Written by William C. Vantuono, Editor-in-Chief

Freight car deliveries will remain relatively flat over the next two years at 42,500 units annually but will enter an up-cycle, according to the most recent quarterly report issued by Economic Planning Associates.

“Due to the strength in boxcars, hi-cube covered hoppers and mid-sized hoppers, our 2017 estimate of total railcar deliveries remains at 42,500 cars,” says EPA principal Peter Toja. “However, weaknesses in tank cars, coal cars, flat cars and mill gondolas will serve to keep 2018 assemblies flat at 42,500 cars.”

Due to a slowing in assemblies in the first quarter, end-of-March backlogs of 60,500 railcars still represent some six quarters of production at the current rate of assemblies, but “unfortunately, there are still underutilized cars in the various fleets that will keep railcar deliveries moderate this year and next,” notes Toja. “However, we expect stronger economic activities and an easing in the regulatory environment to induce a pickup in railcar orders in 2018, leading to the next up-cycle in railcar demand beginning in 2019. Longer term, railcar deliveries will expand from 47,300 in 2019 to 59,500 in 2022.”

2016 “was a difficult year for the railroads primarily due to a sharp decline in commodity movements and a modest easing in intermodal traffic,” Toja notes. “Among the major commodity categories, only grain, chemicals, motor vehicles, coke, scrap and other carloads scored year-over-year gains.
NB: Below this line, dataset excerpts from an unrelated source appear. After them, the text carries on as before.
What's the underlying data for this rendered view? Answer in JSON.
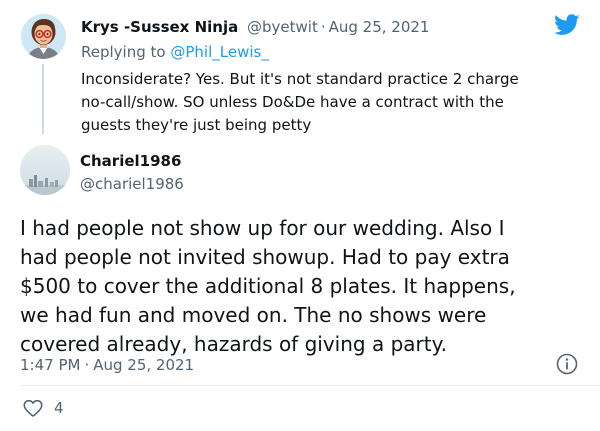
{
  "parent_tweet": {
    "display_name": "Krys -Sussex Ninja",
    "handle": "@byetwit",
    "separator": "·",
    "date": "Aug 25, 2021",
    "replying_prefix": "Replying to",
    "replying_to": "@Phil_Lewis_",
    "body": "Inconsiderate? Yes. But it's not standard practice 2 charge\nno-call/show. SO unless Do&De have a contract with the\nguests they're just being petty",
    "avatar": "bitmoji-avatar-icon"
  },
  "main_tweet": {
    "display_name": "Chariel1986",
    "handle": "@chariel1986",
    "body": "I had people not show up for our wedding.  Also I\nhad people not invited showup. Had to pay extra\n$500 to cover the additional  8 plates. It happens,\nwe had fun and moved on. The no shows were\ncovered already, hazards of giving a party.",
    "time": "1:47 PM",
    "separator": "·",
    "date": "Aug 25, 2021",
    "like_count": "4",
    "avatar": "city-skyline-avatar-icon"
  },
  "icons": {
    "brand": "twitter-bird-icon",
    "info": "info-icon",
    "like": "heart-outline-icon"
  },
  "colors": {
    "accent": "#1d9bf0",
    "secondary_text": "#536471",
    "primary_text": "#0f1419",
    "thread_line": "#cfd9de"
  }
}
All other categories declined, with the most significant drops in coal (-20.1%) and petroleum (-21.4%).”

But things are looking up. “This year is off to a formidable start for the railroads,” Toja says. “Through the first quarter, commodity loadings were 5.7% ahead of the comparable period last year, while intermodal traffic was running 1.4% ahead of last year. Among the commodities, strong gains were recorded in coal (+16.8%), grain (+6.3%), nonmetallic minerals (+6.4%), and metallic ores and metals (+6.1%). And, the railroads are reflecting the improvement.”
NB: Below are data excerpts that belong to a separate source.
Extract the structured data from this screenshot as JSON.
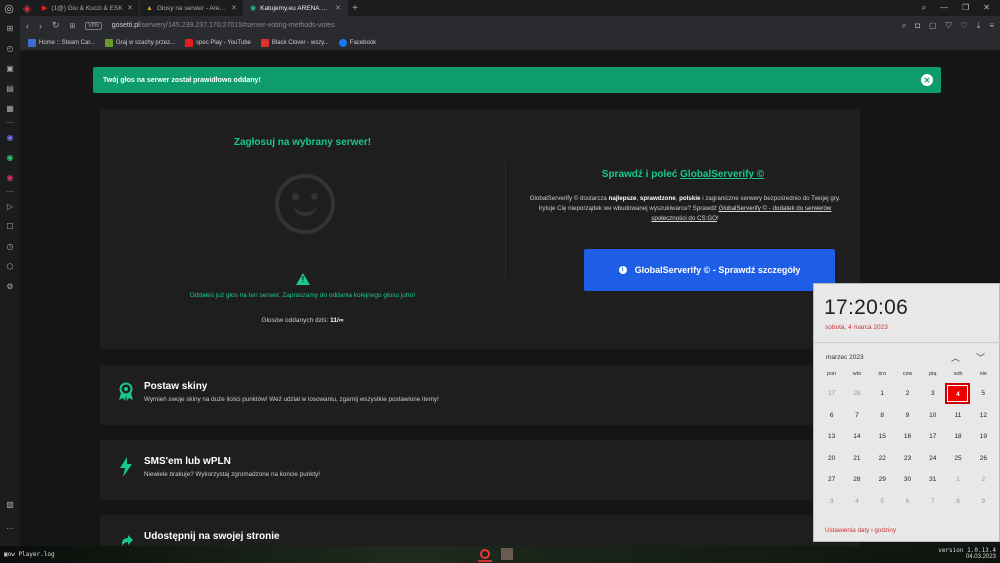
{
  "browser": {
    "tabs": [
      {
        "title": "(1@) Giu & Kuczi & ESK",
        "active": false
      },
      {
        "title": "Głosy na serwer - Arena 1v",
        "active": false
      },
      {
        "title": "Katujemy.eu ARENA 1v1 1",
        "active": true
      }
    ],
    "url_domain": "gosetti.pl",
    "url_path": "/serwery/145.239.237.170:27015#server-voting-methods-votes",
    "vpn_label": "VPN",
    "bookmarks": [
      {
        "label": "Home :: Steam Car...",
        "color": "#3a6fd1"
      },
      {
        "label": "Graj w szachy przez...",
        "color": "#6a9a2a"
      },
      {
        "label": "spec Play - YouTube",
        "color": "#e02020"
      },
      {
        "label": "Black Clover - wszy...",
        "color": "#e03030"
      },
      {
        "label": "Facebook",
        "color": "#1877f2"
      }
    ]
  },
  "alert": {
    "message": "Twój głos na serwer został prawidłowo oddany!",
    "close_glyph": "✕"
  },
  "vote_card": {
    "title": "Zagłosuj na wybrany serwer!",
    "voted_message": "Oddałeś już głos na ten serwer. Zapraszamy do oddania kolejnego głosu jutro!",
    "votes_label": "Głosów oddanych dziś:",
    "votes_value": "11/∞",
    "gs_title_prefix": "Sprawdź i poleć",
    "gs_title_link": "GlobalServerify ©",
    "gs_desc_1": "GlobalServerify © dostarcza",
    "gs_desc_b1": "najlepsze",
    "gs_desc_sep1": ",",
    "gs_desc_b2": "sprawdzone",
    "gs_desc_sep2": ",",
    "gs_desc_b3": "polskie",
    "gs_desc_2": "i zagraniczne serwery bezpośrednio do Twojej gry. Irytuje Cię nieporządek we wbudowanej wyszukiwarce? Sprawdź",
    "gs_desc_link": "GlobalServerify © - dodatek do serwerów społeczności do CS:GO",
    "gs_desc_end": "!",
    "gs_button": "GlobalServerify © - Sprawdź szczegóły"
  },
  "features": [
    {
      "title": "Postaw skiny",
      "desc": "Wymień swoje skiny na duże ilości punktów! Weź udział w losowaniu, zgarnij wszystkie postawione itemy!",
      "icon": "award-icon"
    },
    {
      "title": "SMS'em lub wPLN",
      "desc": "Niewiele brakuje? Wykorzystaj zgromadzone na koncie punkty!",
      "icon": "lightning-icon"
    },
    {
      "title": "Udostępnij na swojej stronie",
      "desc": "",
      "icon": "share-icon"
    }
  ],
  "calendar": {
    "time": "17:20:06",
    "date": "sobota, 4 marca 2023",
    "month": "marzec 2023",
    "weekdays": [
      "pon",
      "wto",
      "śro",
      "czw",
      "pią",
      "sob",
      "nie"
    ],
    "weeks": [
      [
        "27",
        "28",
        "1",
        "2",
        "3",
        "4",
        "5"
      ],
      [
        "6",
        "7",
        "8",
        "9",
        "10",
        "11",
        "12"
      ],
      [
        "13",
        "14",
        "15",
        "16",
        "17",
        "18",
        "19"
      ],
      [
        "20",
        "21",
        "22",
        "23",
        "24",
        "25",
        "26"
      ],
      [
        "27",
        "28",
        "29",
        "30",
        "31",
        "1",
        "2"
      ],
      [
        "3",
        "4",
        "5",
        "6",
        "7",
        "8",
        "9"
      ]
    ],
    "today": "4",
    "settings_link": "Ustawienia daty i godziny"
  },
  "taskbar": {
    "left_text": "▣ow Player.log",
    "version": "version 1.0.13.4",
    "date": "04.03.2023"
  }
}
CSX, CN, Norfolk Southern and Canadian Pacific “have all noted good revenue gains thus far,” Toja says. “We anticipate that our expanding economy and a lessened regulatory environment will result in further quarterly advances in financial performances.

“We currently anticipate that commodity haulings this year and next will be led by continued growth in coal, grain, metals and nonmetallic ores, as well as by a rebound in petroleum and chemical haulings. We now look for commodity growth of 3.5% this year and 2.7% in 2018. From 2019 through 2022, commodity movements are slated to advance 2.4% per year. Following a 1.6% drop in intermodal movements last year, we expect a rebound of 2.9% in intermodal haulings this year and a 4.2% advance in 2018. From 2019 through 2022, combined container and trailer haulings will expand 4.0-4.3% per year.”